Update Data Protection No. 169 & Update Employment Law January 2024

Employee surveillance: French data protection authority fines major online mail order company 32 million euros

On December 27, 2023, the French data protection authority "Commission Nationale de l'Informatique et des Libertés" (CNIL) imposed a fine of 32 million euros on the French subsidiary of a large online mail order company. In the opinion of the authority, the company used a system to monitor the performance and activities of employees that disproportionately interfered with the rights of employees, in particular their right to privacy.


The company operates large warehouses in France and elsewhere, where numerous items are picked and stored every day. To measure productivity, employees are equipped with scanners that allow them to be identified. These scanners can be used to record the items that are currently being processed or the locations from which items are removed or stored. Employees can also receive instructions. This enables the individual steps of an article to be tracked and employee activity to be recorded. In particular, the number of items processed by an employee in a certain period of time, the periods of inactivity or the quality level of processing are recorded. This also allows errors and error probabilities, such as items being scanned too quickly, to be identified. By recording this data, a large amount of personal data is collected, which allows statements to be made about the quality, productivity and periods of inactivity of employees.

The "quality, productivity and inactivity times" indicators of employees, which are recorded in real time, are available to line managers and are stored for 31 days.

The indicators were used to generate weekly performance reports for each employee, which included weekly, daily and hourly statistics on compliance with quality procedures, productivity and raw data on quality defects.

As a summary of the purpose of the processing, the responsible company states that the indicators are used in particular for quality assurance and safety, warehouse management, employee evaluation and the need for coaching and individual training.

Reasons for the decision

In the CNIL's opinion, the company was in breach of the General Data Protection Regulation (GDPR) by collecting, processing and storing the data so comprehensively. This was the result of a comprehensive balancing of interests between the interests of the company, in particular in ensuring security and quality, and the rights of employees. The CNIL came to the conclusion that the collection and storage of data was not necessary and excessive, in particular on the basis of the following points.
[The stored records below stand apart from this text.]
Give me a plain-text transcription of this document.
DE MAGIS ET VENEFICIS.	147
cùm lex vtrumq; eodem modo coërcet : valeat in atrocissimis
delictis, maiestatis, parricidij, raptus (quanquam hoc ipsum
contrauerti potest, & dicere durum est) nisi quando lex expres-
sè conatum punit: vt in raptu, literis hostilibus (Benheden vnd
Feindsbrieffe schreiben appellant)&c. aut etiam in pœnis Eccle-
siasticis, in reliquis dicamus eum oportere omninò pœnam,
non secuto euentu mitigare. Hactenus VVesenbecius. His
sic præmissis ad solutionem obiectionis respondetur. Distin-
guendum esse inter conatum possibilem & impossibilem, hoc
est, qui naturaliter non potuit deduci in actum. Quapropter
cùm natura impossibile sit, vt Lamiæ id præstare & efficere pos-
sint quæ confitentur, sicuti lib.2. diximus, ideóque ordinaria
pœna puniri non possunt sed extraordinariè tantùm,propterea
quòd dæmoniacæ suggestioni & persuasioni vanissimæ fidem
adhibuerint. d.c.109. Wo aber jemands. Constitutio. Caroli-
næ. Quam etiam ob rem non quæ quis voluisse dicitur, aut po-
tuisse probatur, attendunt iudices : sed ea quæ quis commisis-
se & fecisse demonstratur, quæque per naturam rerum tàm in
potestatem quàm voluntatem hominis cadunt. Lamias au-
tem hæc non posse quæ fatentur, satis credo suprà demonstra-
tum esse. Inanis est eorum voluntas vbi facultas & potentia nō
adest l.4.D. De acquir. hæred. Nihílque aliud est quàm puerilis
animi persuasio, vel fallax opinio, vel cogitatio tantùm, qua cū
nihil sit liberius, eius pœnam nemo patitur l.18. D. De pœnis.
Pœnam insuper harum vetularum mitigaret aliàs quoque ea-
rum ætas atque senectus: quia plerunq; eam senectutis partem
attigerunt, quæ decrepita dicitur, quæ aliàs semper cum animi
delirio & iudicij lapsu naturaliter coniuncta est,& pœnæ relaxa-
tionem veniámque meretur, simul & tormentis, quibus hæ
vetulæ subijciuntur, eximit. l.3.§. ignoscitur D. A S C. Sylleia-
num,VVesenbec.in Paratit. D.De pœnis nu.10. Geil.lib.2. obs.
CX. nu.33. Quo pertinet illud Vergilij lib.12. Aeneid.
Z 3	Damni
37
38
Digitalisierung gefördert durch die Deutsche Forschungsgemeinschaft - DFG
  • On the one hand, scanning within seconds leads to the continuous recording of specific time periods and the direct tasks of employees, which, in the opinion of the CNIL, is likely to have a negative moral impact on employees. Moreover, this exceeds the reasonable expectations of employees, who can expect their work to be monitored to a certain extent, but cannot reasonably expect their work to be tracked to the second. This type of monitoring is not necessary for the legitimate interests of the company to ensure quality and safety in the company, as employees would be unduly affected, in particular in their right to privacy and personal life and their right to working conditions (in particular health and safety).
  • Secondly, recordings of very short periods of less than ten minutes are also disproportionate, as they force employees to justify very short periods that are considered unproductive working time.
  • On the other hand, the CNIL considered the recording of data in real time to optimize work processes by redeploying employees or by providing advice or support to be legitimate. As soon as a problem is identified, it can be rectified. However, it is not necessary for the individual data to be stored in detail over a period of 31 days. Rather, in the opinion of the French authority, weekly work statistics are sufficient to provide a representative overview of employee performance.
  • The same also applies to work planning in the warehouse in order to be able to assess various tasks and put together suitable teams based on employee productivity statistics. This can also be done on the basis of weekly productivity statistics.
  • With regard to recordings of more than ten minutes for the purpose of assessing employees and determining the necessary training requirements, a storage period of 31 days is also not necessary. The employee assessment and determination of the necessary training requirements could already be made possible by the collected productivity and quality indicators. The processing of idle times and interruptions of more than ten minutes unduly impairs the right to privacy of employees as well as the right to working conditions that respect the health and safety of employees.

Overall, the storage of 31 days was therefore not necessary and therefore disproportionate. This disregards the principles set out in Art. 5 (1) c) and 6 GDPR (principle of data minimization).


As the CNIL's decision is not yet legally binding, it remains to be seen whether and how a next instance will decide on the matter.

With regard to the legal classification of such situations in Germany, the French authority's decision is also noteworthy. The administrative court of Hanover (judgment of 9.2.2023 - 10 A 6199/20) was also based on the assessment of the permissibility of monitoring employees using hand-held scanners from the same group in a German logistics center. However, the administrative court of Hannover took the view that the use of employee data was permissible and based this in particular on the open and transparent collection and use of data and on the fact that the data fell within the employer's business area and that no special categories of data were affected (Art. 9 GDPR), see our Update No. 138.

An appeal has also been lodged against the ruling in Germany. It is desirable that a uniform legal opinion will prevail across all countries.

In any case, companies are still obliged to carry out a careful legal review of any type of employee monitoring in advance with the involvement of the relevant parties.